Kithurst House is part of an award winning conversion of a magnificent historic building that was once a rectory, a Dominican convent and most recently a convent school. The property is one of six in the main house and is approached through impressive wrought iron electric gates to a wide front concourse along it's full width. Handsome stone elevations with ornate mullioned windows are matched by the equally stunning communal gardens and grounds with the property having its own private adjoining area.
Internally, tall ceilings and an abundance of oak panelling creates a traditional ambiance emphasised by the magnificent drawing room with its high beamed ceiling, fine fireplace and mullioned bay window. In all the accommodation extends to 3,170 sq ft with large well proportioned rooms in the country house style but on a manageable scale.
Concealed on the northern side is a purpose built block of garaging with light, power, car washing facilities and a utility/cloakroom. The gardens and grounds lie to the rear with large formal lawns, stone walling, a picturesque lily pond and grassy outer areas all interspersed by mature specimen trees. A tennis court and small garden cottage are for use by the residents.
A stunning individual home set in beautiful parkland garden and grounds of five acres.

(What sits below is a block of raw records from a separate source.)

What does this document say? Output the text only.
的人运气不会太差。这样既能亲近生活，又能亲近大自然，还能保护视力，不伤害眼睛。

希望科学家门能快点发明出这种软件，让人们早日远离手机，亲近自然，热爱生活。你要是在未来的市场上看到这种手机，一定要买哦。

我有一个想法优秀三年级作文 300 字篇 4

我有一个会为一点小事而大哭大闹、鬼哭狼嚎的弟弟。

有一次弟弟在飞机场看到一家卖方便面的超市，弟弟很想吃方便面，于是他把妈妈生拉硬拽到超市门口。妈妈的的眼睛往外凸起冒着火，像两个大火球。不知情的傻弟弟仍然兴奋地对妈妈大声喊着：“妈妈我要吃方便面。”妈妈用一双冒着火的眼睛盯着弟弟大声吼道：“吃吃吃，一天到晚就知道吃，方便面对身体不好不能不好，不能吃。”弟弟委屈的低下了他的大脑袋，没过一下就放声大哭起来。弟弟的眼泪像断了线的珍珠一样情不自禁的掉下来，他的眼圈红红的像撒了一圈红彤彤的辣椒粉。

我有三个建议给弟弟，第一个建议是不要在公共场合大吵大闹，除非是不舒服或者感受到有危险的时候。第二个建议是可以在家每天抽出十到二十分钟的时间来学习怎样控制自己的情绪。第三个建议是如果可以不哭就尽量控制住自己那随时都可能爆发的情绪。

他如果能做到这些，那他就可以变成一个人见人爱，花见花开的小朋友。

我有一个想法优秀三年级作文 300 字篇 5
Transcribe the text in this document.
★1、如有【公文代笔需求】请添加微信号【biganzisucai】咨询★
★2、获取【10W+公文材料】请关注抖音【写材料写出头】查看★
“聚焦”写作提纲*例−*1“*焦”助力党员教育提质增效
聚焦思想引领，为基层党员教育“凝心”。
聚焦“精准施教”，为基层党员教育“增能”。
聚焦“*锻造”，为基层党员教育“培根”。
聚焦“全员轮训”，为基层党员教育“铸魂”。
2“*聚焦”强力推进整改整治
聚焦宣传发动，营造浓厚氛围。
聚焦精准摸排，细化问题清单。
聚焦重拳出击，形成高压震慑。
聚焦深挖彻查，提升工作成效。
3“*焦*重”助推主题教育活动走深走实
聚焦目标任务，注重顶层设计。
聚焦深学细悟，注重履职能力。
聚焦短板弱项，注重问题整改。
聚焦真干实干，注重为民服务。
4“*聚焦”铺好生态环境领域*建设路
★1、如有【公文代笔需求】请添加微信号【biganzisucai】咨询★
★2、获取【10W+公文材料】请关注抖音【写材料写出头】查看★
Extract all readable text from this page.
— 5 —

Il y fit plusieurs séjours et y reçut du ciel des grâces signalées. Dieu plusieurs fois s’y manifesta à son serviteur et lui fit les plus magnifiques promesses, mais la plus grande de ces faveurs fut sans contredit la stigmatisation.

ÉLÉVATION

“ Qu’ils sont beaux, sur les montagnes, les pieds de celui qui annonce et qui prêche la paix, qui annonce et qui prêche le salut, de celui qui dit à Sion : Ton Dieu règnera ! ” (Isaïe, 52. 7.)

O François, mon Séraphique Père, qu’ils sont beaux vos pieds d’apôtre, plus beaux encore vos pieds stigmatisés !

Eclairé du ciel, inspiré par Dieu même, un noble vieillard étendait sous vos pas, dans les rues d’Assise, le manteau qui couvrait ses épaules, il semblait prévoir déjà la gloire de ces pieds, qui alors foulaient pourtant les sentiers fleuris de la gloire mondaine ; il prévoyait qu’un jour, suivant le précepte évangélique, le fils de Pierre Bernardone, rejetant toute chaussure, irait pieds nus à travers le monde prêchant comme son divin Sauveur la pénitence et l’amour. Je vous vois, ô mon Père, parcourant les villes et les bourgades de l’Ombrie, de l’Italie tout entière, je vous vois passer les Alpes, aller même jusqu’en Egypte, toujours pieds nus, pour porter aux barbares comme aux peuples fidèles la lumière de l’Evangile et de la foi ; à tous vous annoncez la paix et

An easy walk takes you past St Mary's church down picturesque Church Street to the High Street. The village has a range of local shops, a Waitrose store, new health centre, library as well as a wide range of sports and social clubs. Greyfriars Lane is a no-through lane that goes further up towards the Downs where there are footpaths to the top that give miles of downland walks along the South Downs Way.
Kitchen / Breakfast Room
Bedroom 2 / Sitting room
Bedroom 4 / Study
Utility Cloak Room
Garage space for 2 cars.
This picture-perfect village lies at the foot of the South Downs National Park, halfway along the South Downs Way. Properties here include bungalows, family homes and the famous Wells cottages that were individually designed by the architect Reginald Fairfax Wells in the 1920s to look and feel like 17th century buildings with thatched roofs, small windows and whitewashed exteriors.Many of the homes in Storrington have wonderful views across rolling countryside and a conservation area just off the bustling high street ensures Storrington will remain as beautiful as it is today for generations to come.